Wendy didn't argue with the framing.

She watched one more patient exit. Then:

"If you're asking whether he's someone who handles problems honestly — I can't confirm the capability yet. But I can confirm the character." She looked at the treatment room door. "Whatever his limits are, he knows them. He's not going to tell you he can do something he can't, and he's not going to tell you he can't do something without having actually tried."

Bobby nodded.

The hallway went quiet.

Not gradually — there was a moment where the last patient of the day crossed the threshold and the clinic simply settled, the way rooms do when the last obligation has been met and the space can return to itself.

Helen looked up from the desk, confirmed what she was seeing, and then looked at the two people in the waiting area with the specific expression of someone who had been aware of them the entire time and was now ready to address the situation directly.

Bobby stood. He straightened his jacket with the natural efficiency of a man who had spent thirty years adjusting his presentation to the room without making it obvious.

"Is the doctor available?"

Helen looked at him — that same assessment, slightly recalibrated. More careful now than it had been at the door.

"Let me check," she said. "One moment."

She knocked once on the office door and pushed it open.

Ethan was at his desk, turned slightly toward the window, in the specific posture of a man who has finished his work for the day and is now thinking about dinner. The small cake tray on the corner of the desk had three empty wrappers on it.

He looked up. "Done already?"

"Last patient just left," Helen said. She closed the door behind her.

Something in her tone made him straighten slightly.

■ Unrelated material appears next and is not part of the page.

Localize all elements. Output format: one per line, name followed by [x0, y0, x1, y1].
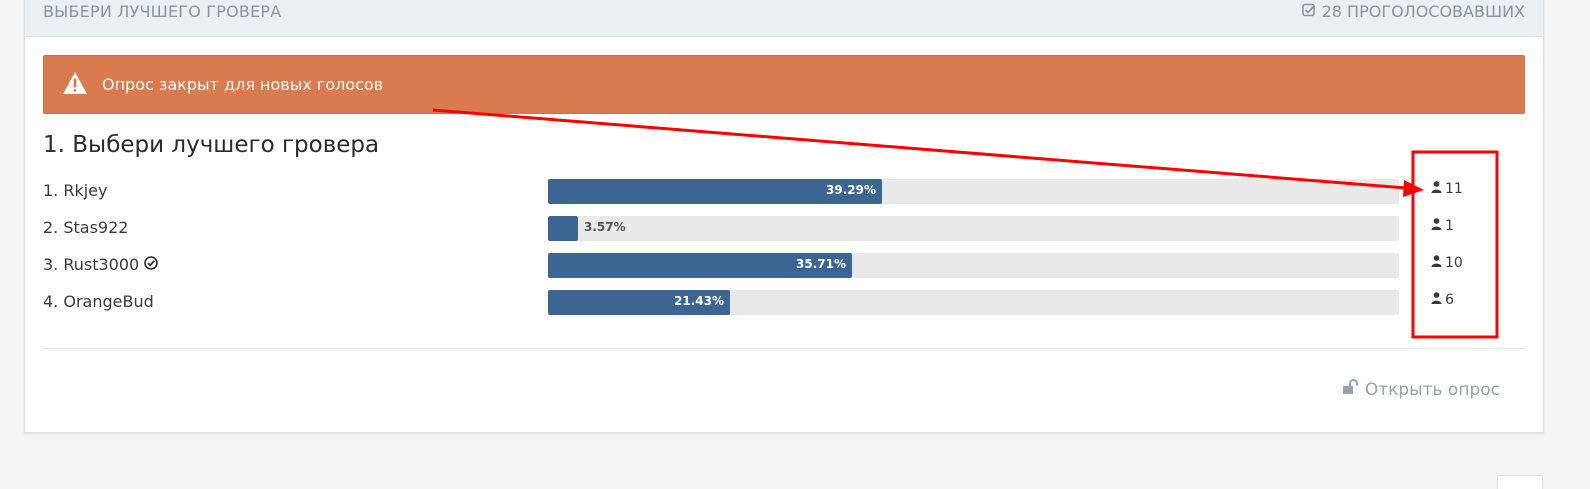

"There are two people in the waiting room," she said. "They've been there for over an hour. They said they want to ask about a friend's illness." A pause. "I told them I'd check with you."

"Sure, send them—"

"They're not ordinary," Helen said. "The man especially. I don't know his specific background, but the way he reads a room—" She stopped. "He's not here just because someone told him to try a different clinic."

Ethan looked at her.

"Does that change anything?" he asked.

Helen considered this. "It makes me want to be in the room."

He studied her expression for a moment — the specific quality of Helen Wick's discomfort, which was not excitable or impulsive and therefore worth taking seriously.

"Okay," he said. "Stay."

He stood, straightened his coat, and moved toward the door.

"And Helen—" He looked at the cake tray. "Is there any way the fourth one happens tonight?"

"No," she said.

"I figured."

He opened the door.

Bobby Axelrod and Wendy Rhoades were standing at the edge of the waiting area when Ethan came out.

He registered them in the same way he registered most things — quickly, without announcement. The man: mid-forties, dark sweater, no tie, the specific ease of someone who had stopped needing external signals of authority a long time ago. The woman: composed, professional, watching him with the particular attentiveness of someone who had already been watching him for forty minutes and was now adding the direct interaction to her data set.

Ethan extended his hand. "Dr. Rayne. Come on back."

They settled in the consultation room — Bobby and Wendy across from Ethan's desk, Helen positioned near the door in the way she positioned herself when she intended to stay and hadn't been asked to leave.

Bobby looked at the space — the degrees on the wall, the equipment, the old piano visible through the open treatment room door — and then at Ethan.

"I appreciate you seeing us without an appointment."

"You waited over an hour," Ethan said. "That's usually a sign the question is real."

Bobby looked at him for a moment with the specific expression of a man recalibrating a first impression.

"Our friend," he said. "Pancreatic cancer. We need to understand what, if anything, you can actually do."

He said it the way Bobby Axelrod said most things — without softening, without the social packaging that most people added when the topic was this serious. Just the question, direct, from a man who had learned that clarity was the only currency that actually moved things forward.

Ethan looked back at him with the same register.

"Tell me everything," he said. "From the beginning."